Wieder wird über das Abitur diskutiert. Genauer: über die vielen Einser-Abiturient:innen. In Bayern, wo die Prüfungen bekanntlich als besonders anspruchsvoll gelten, zeigt sich seit Jahren ein Trend: Immer mehr junge Menschen erreichen Spitzenleistungen – und genau das wird ihnen nun vorgeworfen.

So stieg in Bayern der Anteil der Absolvent:innen mit einem Durchschnitt von 1,5 oder besser zwischen 2006 und 2018 von 8,3 % auf 13,8 % – inklusive einer Verdopplung der 1,0-Abschlüsse innerhalb dieser Zeitspanne. 

Und nun? Statt sich zu freuen, dass mehr junge Menschen ihren Abschluss mit Erfolg meistern, steht plötzlich die Wertigkeit des Abiturs zur Debatte. Schnell ist die Rede von „Noteninflation“, von „verwässerter Leistung“, von „Entwertung“. Aber: Ist diese Kritik berechtigt? Oder trifft sie – wie so oft – genau die Falschen?

Geschenkt bekommt man nichts

Wer in den letzten Jahren Abitur gemacht hat, weiß: Leicht war das nicht.
Pandemie, Online-Unterricht, G8-Chaos, mentaler Druck und steigende Erwartungen – all das war und ist Realität für junge Menschen. Statt das anzuerkennen, wird die Leistung madig gemacht. Dabei geht es um weit mehr als um Zahlen.

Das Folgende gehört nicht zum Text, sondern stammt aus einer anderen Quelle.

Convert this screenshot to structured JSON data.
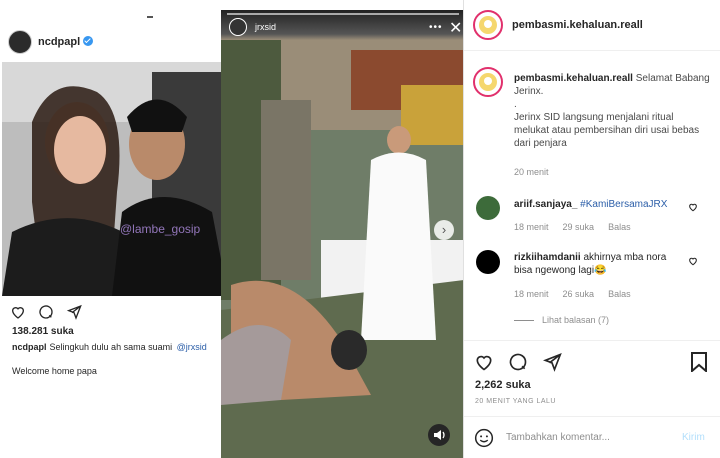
{
  "left_post": {
    "username": "ncdpapl",
    "likes": "138.281 suka",
    "caption_user": "ncdpapl",
    "caption_text": "Selingkuh dulu ah sama suami",
    "caption_mention": "@jrxsid",
    "comment": "Welcome home papa",
    "watermark": "@lambe_gosip"
  },
  "story": {
    "username": "jrxsid",
    "more": "•••",
    "close": "✕",
    "next": "›"
  },
  "right_panel": {
    "header_username": "pembasmi.kehaluan.reall",
    "caption": {
      "username": "pembasmi.kehaluan.reall",
      "line1": "Selamat Babang Jerinx.",
      "dot": ".",
      "body": "Jerinx SID langsung menjalani ritual melukat atau pembersihan diri usai bebas dari penjara",
      "time": "20 menit"
    },
    "comments": [
      {
        "username": "ariif.sanjaya_",
        "text": "#KamiBersamaJRX",
        "time": "18 menit",
        "likes": "29 suka",
        "reply": "Balas"
      },
      {
        "username": "rizkiihamdanii",
        "text": "akhirnya mba nora bisa ngewong lagi😂",
        "time": "18 menit",
        "likes": "26 suka",
        "reply": "Balas"
      }
    ],
    "view_replies": "Lihat balasan (7)",
    "likes": "2,262 suka",
    "time_ago": "20 MENIT YANG LALU",
    "input_placeholder": "Tambahkan komentar...",
    "post_label": "Kirim"
  },
  "colors": {
    "link": "#2b5ea8",
    "muted": "#8e8e8e",
    "post_disabled": "#b2dffc",
    "verified": "#3897f0"
  }
}
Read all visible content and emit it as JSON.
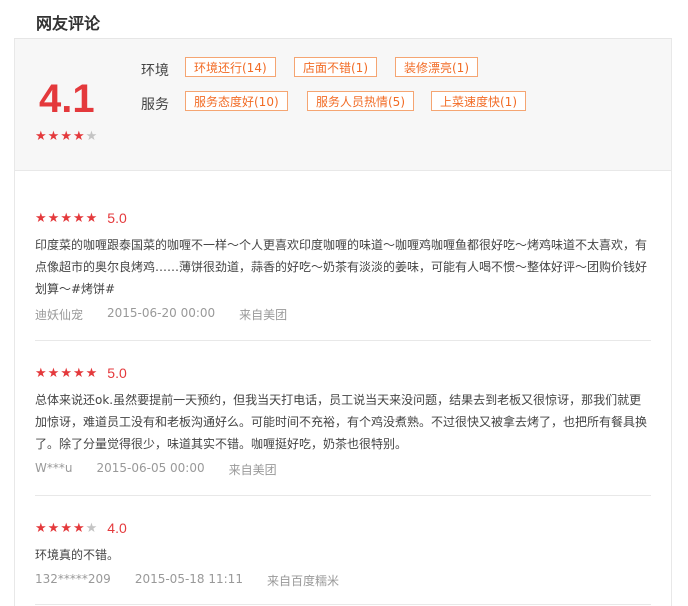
{
  "title": "网友评论",
  "summary": {
    "score": "4.1",
    "star_rating": 4,
    "env_label": "环境",
    "service_label": "服务",
    "env_tags": [
      "环境还行(14)",
      "店面不错(1)",
      "装修漂亮(1)"
    ],
    "service_tags": [
      "服务态度好(10)",
      "服务人员热情(5)",
      "上菜速度快(1)"
    ]
  },
  "reviews": [
    {
      "rating": 5,
      "score": "5.0",
      "text": "印度菜的咖喱跟泰国菜的咖喱不一样～个人更喜欢印度咖喱的味道～咖喱鸡咖喱鱼都很好吃～烤鸡味道不太喜欢，有点像超市的奥尔良烤鸡……薄饼很劲道，蒜香的好吃～奶茶有淡淡的姜味，可能有人喝不惯～整体好评～团购价钱好划算～#烤饼#",
      "user": "迪妖仙宠",
      "date": "2015-06-20 00:00",
      "source": "来自美团"
    },
    {
      "rating": 5,
      "score": "5.0",
      "text": "总体来说还ok.虽然要提前一天预约，但我当天打电话，员工说当天来没问题，结果去到老板又很惊讶，那我们就更加惊讶，难道员工没有和老板沟通好么。可能时间不充裕，有个鸡没煮熟。不过很快又被拿去烤了，也把所有餐具换了。除了分量觉得很少，味道其实不错。咖喱挺好吃，奶茶也很特别。",
      "user": "W***u",
      "date": "2015-06-05 00:00",
      "source": "来自美团"
    },
    {
      "rating": 4,
      "score": "4.0",
      "text": "环境真的不错。",
      "user": "132*****209",
      "date": "2015-05-18 11:11",
      "source": "来自百度糯米"
    }
  ],
  "colors": {
    "accent": "#e4393c",
    "tag": "#f26c26",
    "tag_border": "#f5a572"
  },
  "icons": {
    "star_filled": "star-filled-icon",
    "star_empty": "star-empty-icon"
  }
}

Denn: Ein Einser-Abi bekommt man nicht geschenkt. Es braucht Disziplin, Fleiß, Selbstorganisation, Durchhaltevermögen – unabhängig vom Bundesland.

Was viele übersehen: Auch gute Noten bedeuten noch lange keine Garantie für ein erfolgreiches Studium oder Berufsleben. Die Statistik zeigt: An deutschen Universitäten brechen etwa 35% der Bachelor-Studierenden ihr Studium ab – an Fachhochschulen sind es immerhin noch 20 %.

Das zeigt deutlich: Junge Menschen stehen vor Herausforderungen – oft nicht fachlich, sondern organisatorisch, psychisch oder systemisch.

Was ist der wahre Wert von Leistung?

Vielleicht ist es an der Zeit, unseren Blick zu ändern. Anstatt darüber zu diskutieren, wie viele Einser-Abis es geben „darf“, sollten wir uns fragen: “Wofür wollen junge Menschen eigentlich arbeiten? Was treibt sie an? Welche Fähigkeiten sind für die Berufswelt wirklich entscheidend?”

Denn wenn wir ehrlich sind, wissen wir: Noten sind keine Garantie für langfristigen Erfolg.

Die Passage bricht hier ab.